Questo è il Mario Melazzini di oggi. Protagonista esemplare di una storia intrisa di caparbietà, coraggio e fede. Doni che gli hanno consentito di superare l'impatto emotivo devastante alla notizia della malattia. Impossibile nascondere la gravità della diagnosi a un paziente che è anche medico. «Quando mi è stato detto che avevo la Sla, il mio primo pensiero è stato quello di cercare la morte - riconosce oggi -. Per un anno e mezzo ho avuto un chiodo fisso: ricorrere al suicidio assistito. Pensavo solo a me stesso, a un corpo che stava trasformandosi in semplice involucro, avevo abbandonato ogni speranza. Eppure, rispetto a oggi, riuscivo ancora a fare quasi tutto: camminavo, mangiavo, guidavo... Ma non sapevo cogliere la bellezza di quei piccoli gesti cui giorno dopo giorno ho poi dovuto rinunciare».
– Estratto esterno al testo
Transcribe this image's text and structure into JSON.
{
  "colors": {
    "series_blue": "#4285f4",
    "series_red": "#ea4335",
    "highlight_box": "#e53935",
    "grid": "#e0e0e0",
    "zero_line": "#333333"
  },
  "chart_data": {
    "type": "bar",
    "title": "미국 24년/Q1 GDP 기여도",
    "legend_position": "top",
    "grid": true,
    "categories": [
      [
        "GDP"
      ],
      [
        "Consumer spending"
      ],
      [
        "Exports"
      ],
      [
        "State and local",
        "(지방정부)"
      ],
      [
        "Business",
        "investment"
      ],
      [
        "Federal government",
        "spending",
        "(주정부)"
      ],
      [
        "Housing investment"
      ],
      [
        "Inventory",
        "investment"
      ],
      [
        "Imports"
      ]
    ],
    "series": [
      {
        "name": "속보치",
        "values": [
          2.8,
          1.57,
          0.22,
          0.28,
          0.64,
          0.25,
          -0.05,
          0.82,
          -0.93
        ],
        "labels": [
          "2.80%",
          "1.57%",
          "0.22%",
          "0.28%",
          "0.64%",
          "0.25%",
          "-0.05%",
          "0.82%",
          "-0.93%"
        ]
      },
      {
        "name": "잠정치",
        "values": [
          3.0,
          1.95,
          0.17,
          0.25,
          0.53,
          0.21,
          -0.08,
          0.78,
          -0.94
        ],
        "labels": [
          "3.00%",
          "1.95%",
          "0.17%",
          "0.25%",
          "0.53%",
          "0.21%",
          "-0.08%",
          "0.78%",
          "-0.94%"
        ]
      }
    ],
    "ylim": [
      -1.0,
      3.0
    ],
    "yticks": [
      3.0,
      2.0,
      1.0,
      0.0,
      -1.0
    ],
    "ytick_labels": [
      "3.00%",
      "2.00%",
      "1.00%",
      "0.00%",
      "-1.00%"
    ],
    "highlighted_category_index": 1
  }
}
La rivoluzione di Melazzini avviene al termine di tre mesi trascorsi in totale solitudine. Tra le montagne. Leggendo e rileggendo il Libro di Giobbe, come gli aveva consigliato l'amico più caro, un gesuita. E proprio mentre cercava di allontanarsi il più possibile dalla vita ha trovato la forza di percepire quanto in realtà vi volesse restare aggrappato. Torna a casa ad abbracciare la moglie e i figli: «Mi sono chiesto che cosa stessi facendo, se fossi impazzito. La cosa più bella, anche se difficile, è stata capire quanto sia importante chiedere un aiuto e riceverlo, anche se non riesci più a muoverti e fai fatica a respirare. Quella malattia che per un anno e mezzo avevo definito sfortuna mostruosa aveva saputo aprirmi gli occhi per comprendere la bellezza di poter ancora usare la propria testa, di riuscire a sentirsi utile agli altri. La preghiera e il confronto continuo con gli altri e con me stesso mi hanno aiutato a metabolizzare la sofferenza».
«Solo chi si trova nelle condizioni di Welby - spiega ancora il medico pavese - può capire intimamente certi suoi pensieri. Ho il massimo rispetto per quanto ha scritto». Melazzini però non ha dubbi: «Se le istituzioni vogliono affrontare in modo concreto i problemi toccati da Welby non possono non tenere in considerazione le condizioni in cui vivono le persone affette da patologie gravi che mantengono inalterate le funzioni cognitive. Malati prigionieri del proprio corpo, e dipendenti da macchine per poter vivere, vittime della mancanza di un'assistenza domiciliare qualificata. Gente che ha assoluto bisogno di essere assistita da personale preparato e di essere messa nelle condizioni di non gravare esclusivamente sulla famiglia. Solo così in futuro potranno diminuire i disperati appelli alla Welby: con il massimo rispetto per lui, penso alla quotidianità di tanti malati che non hanno la forza, la voglia, il supporto politico per far sentire la propria voce». E all'esponente radicale malato di Sla Melazzini cosa direbbe? «Mi piacerebbe fargli capire che, pur prigionieri del nostro corpo, abbiamo la grande fortuna di avere una testa che funziona. Da esperienze come la nostra si possono trarre ricchezze addirittura impossibili da descrivere a parole. Penso alla riscoperta delle piccole cose, o alla vicinanza di chi ti vuole bene, che ti dà una forza incredibile».